Halford Mackinder est britannique et marqué par le Grand Jeu en Asie centrale. Il a par la suite influencé les stratèges américains pendant la Guerre Froide en étant à l’origine de l’idée du containment mise en place par Truman à partir de 1947. Ce qui inquiète les Etats-Unis en 1917 n’est pas tant la Russie dans le monde que l’Allemagne en Europe. L’application de la théorie du heartland à l’Europe qui est alors la région la plus riche du monde a d’autres implications. L’Allemagne et son allié austro-hongrois ont une position privilégiée en Europe, le chemin de fer leur permet d’accéder à Istanbul alors capitale de l’Empire Ottoman, au heartland par la ligne Berlin-Moscou puis le Transsibérien et le projet du Bagdad-Bahn leur donne accès au sud du heartland. À cela s’ajoutent les travaux des précurseurs de la géopolitique allemande comme Ratzel (1844–1904) et le développement de l’idée pangermaniste. La défaite de l’Empire Russe au début de l’année 1917 ouvre justement l’Est de l’Europe à l’Allemagne. Nous avons là deux facteurs géostratégiques qui ont motivé l’intervention américaine de 1917. Le premier est une opportunité, celle d’intervenir à l’échelle du monde. Les idées de Mahan aboutissent ici en ce qu’elles confèrent aux Etats-Unis une vision stratégique globale et non plus centrée sur l’Amérique. La deuxième est un risque : celui de voir l’Allemagne devenir trop puissante en Europe et contrôler le heartland. Le risque encouru de voir l’ordre européen et international basculer en faveur de l’Allemagne et les représentations nouvelles liées à la puissance ont joué un rôle dans l’imaginaire des stratèges américains, peu désireux de voir l’équilibre international disparaître.

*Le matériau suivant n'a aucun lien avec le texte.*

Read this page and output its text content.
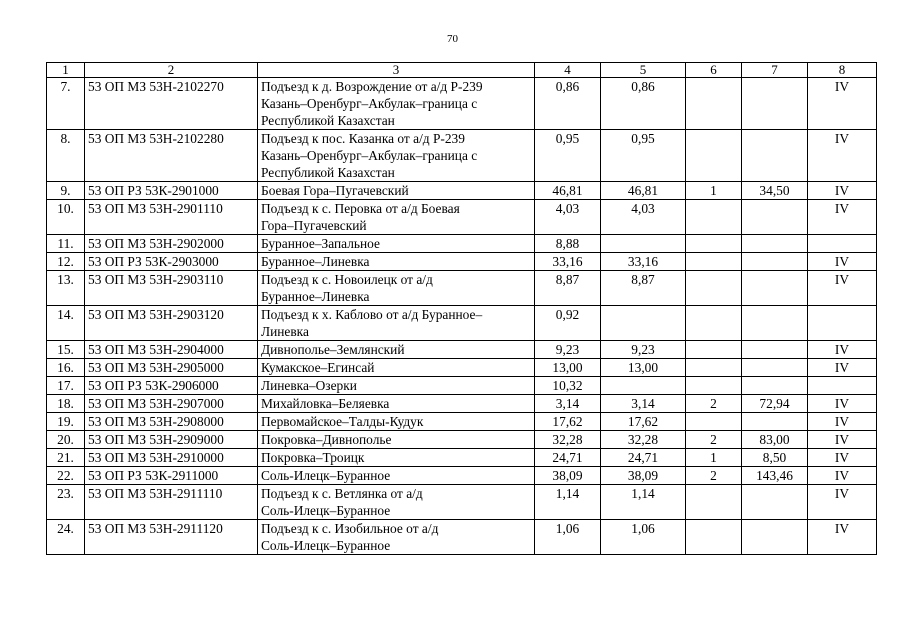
70
1	2	3	4	5	6	7	8
7.	53 ОП МЗ 53Н-2102270	Подъезд к д. Возрождение от а/д Р-239
Казань–Оренбург–Акбулак–граница с
Республикой Казахстан	0,86	0,86			IV
8.	53 ОП МЗ 53Н-2102280	Подъезд к пос. Казанка от а/д Р-239
Казань–Оренбург–Акбулак–граница с
Республикой Казахстан	0,95	0,95			IV
9.	53 ОП РЗ 53К-2901000	Боевая Гора–Пугачевский	46,81	46,81	1	34,50	IV
10.	53 ОП МЗ 53Н-2901110	Подъезд к с. Перовка от а/д Боевая
Гора–Пугачевский	4,03	4,03			IV
11.	53 ОП МЗ 53Н-2902000	Буранное–Запальное	8,88				
12.	53 ОП РЗ 53К-2903000	Буранное–Линевка	33,16	33,16			IV
13.	53 ОП МЗ 53Н-2903110	Подъезд к с. Новоилецк от а/д
Буранное–Линевка	8,87	8,87			IV
14.	53 ОП МЗ 53Н-2903120	Подъезд к х. Каблово от а/д Буранное–
Линевка	0,92				
15.	53 ОП МЗ 53Н-2904000	Дивнополье–Землянский	9,23	9,23			IV
16.	53 ОП МЗ 53Н-2905000	Кумакское–Егинсай	13,00	13,00			IV
17.	53 ОП РЗ 53К-2906000	Линевка–Озерки	10,32				
18.	53 ОП МЗ 53Н-2907000	Михайловка–Беляевка	3,14	3,14	2	72,94	IV
19.	53 ОП МЗ 53Н-2908000	Первомайское–Талды-Кудук	17,62	17,62			IV
20.	53 ОП МЗ 53Н-2909000	Покровка–Дивнополье	32,28	32,28	2	83,00	IV
21.	53 ОП МЗ 53Н-2910000	Покровка–Троицк	24,71	24,71	1	8,50	IV
22.	53 ОП РЗ 53К-2911000	Соль-Илецк–Буранное	38,09	38,09	2	143,46	IV
23.	53 ОП МЗ 53Н-2911110	Подъезд к с. Ветлянка от а/д
Соль-Илецк–Буранное	1,14	1,14			IV
24.	53 ОП МЗ 53Н-2911120	Подъезд к с. Изобильное от а/д
Соль-Илецк–Буранное	1,06	1,06			IV
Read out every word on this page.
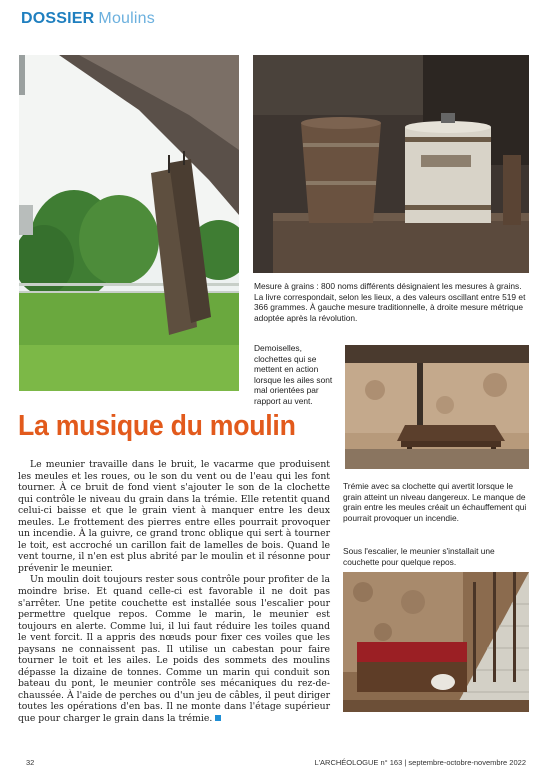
DOSSIER Moulins
Mesure à grains : 800 noms différents désignaient les mesures à grains. La livre correspondait, selon les lieux, a des valeurs oscillant entre 519 et 366 grammes. À gauche mesure traditionnelle, à droite mesure métrique adoptée après la révolution.
Demoiselles, clochettes qui se mettent en action lorsque les ailes sont mal orientées par rapport au vent.
Trémie avec sa clochette qui avertit lorsque le grain atteint un niveau dangereux. Le manque de grain entre les meules créait un échauffement qui pourrait provoquer un incendie.
Sous l'escalier, le meunier s'installait une couchette pour quelque repos.
La musique du moulin

Le meunier travaille dans le bruit, le vacarme que produisent les meules et les roues, ou le son du vent ou de l'eau qui les font tourner. À ce bruit de fond vient s'ajouter le son de la clochette qui contrôle le niveau du grain dans la trémie. Elle retentit quand celui-ci baisse et que le grain vient à manquer entre les deux meules. Le frottement des pierres entre elles pourrait provoquer un incendie. À la guivre, ce grand tronc oblique qui sert à tourner le toit, est accroché un carillon fait de lamelles de bois. Quand le vent tourne, il n'en est plus abrité par le moulin et il résonne pour prévenir le meunier.

Un moulin doit toujours rester sous contrôle pour profiter de la moindre brise. Et quand celle-ci est favorable il ne doit pas s'arrêter. Une petite couchette est installée sous l'escalier pour permettre quelque repos. Comme le marin, le meunier est toujours en alerte. Comme lui, il lui faut réduire les toiles quand le vent forcit. Il a appris des nœuds pour fixer ces voiles que les paysans ne connaissent pas. Il utilise un cabestan pour faire tourner le toit et les ailes. Le poids des sommets des moulins dépasse la dizaine de tonnes. Comme un marin qui conduit son bateau du pont, le meunier contrôle ses mécaniques du rez-de-chaussée. À l'aide de perches ou d'un jeu de câbles, il peut diriger toutes les opérations d'en bas. Il ne monte dans l'étage supérieur que pour charger le grain dans la trémie.

32	L'ARCHÉOLOGUE n° 163 | septembre-octobre-novembre 2022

Revenons-en au débat entre Theodore Roosevelt et Woodrow Wilson et à Kissinger. La diplomatie américaine a commencé à se projeter hors des Etats-Unis à la fin du XIXe siècle à Panama et aux Philippines. Ces derniers ont adopté une vision globale et sont économiquement prêts et matures pour intervenir à l’étranger. Kissinger écrit d’ailleurs : « lorsqu’un pays atteint la puissance des Etats-Unis de la fin de la Guerre de Sécession, il ne résistera pas longtemps à la tentation de la traduire en position de force dans l’arène internationale. » Lors des élections de 1916, Wilson se fait pourtant élire à partir d’un programme pacifiste et apparemment isolationniste. Son slogan est en ce sens révélateur : « Nous ne sommes pas en guerre, grâce à moi ». Woodrow Wilson n’est cependant pas guidé par une volonté isolationniste. L’enjeu du débat entre Woodrow Wilson et Theodore Roosevelt porte sur leur vision des relations internationales, du rôle des Etats-Unis dans l’ordre international et par extension de la neutralité ou non des Etats-Unis dans la Première Guerre mondiale. Wilson est un idéaliste. Selon lui la Première Guerre mondiale est le résultat des vieilles pratiques diplomatiques européennes et non du contexte géopolitique européen matérialisé par la « poudrière des Balkans ». Il s’oppose à l’idée d’un ordre mondial fondé sur l’équilibre entre les puissances. Il défend un ordre mondial qui répose sur l’éthique et la moralité et composé de démocraties, plus propices à maintenir la paix et à favoriser la coopération. La raison d’État et l’égoïsme doivent disparaître des relations internationales au profit de la promotion de l’humanité. Ses fameux Quatorze Points et la création de la Société des Nations en 1919 trahissent cette vision idéaliste des relations internationales. Il s’agit de faire des relations internationales un acte essentiellement désintéressé afin de prévenir les crises. Les Etats-Unis jouent un rôle messianique dans cette optique.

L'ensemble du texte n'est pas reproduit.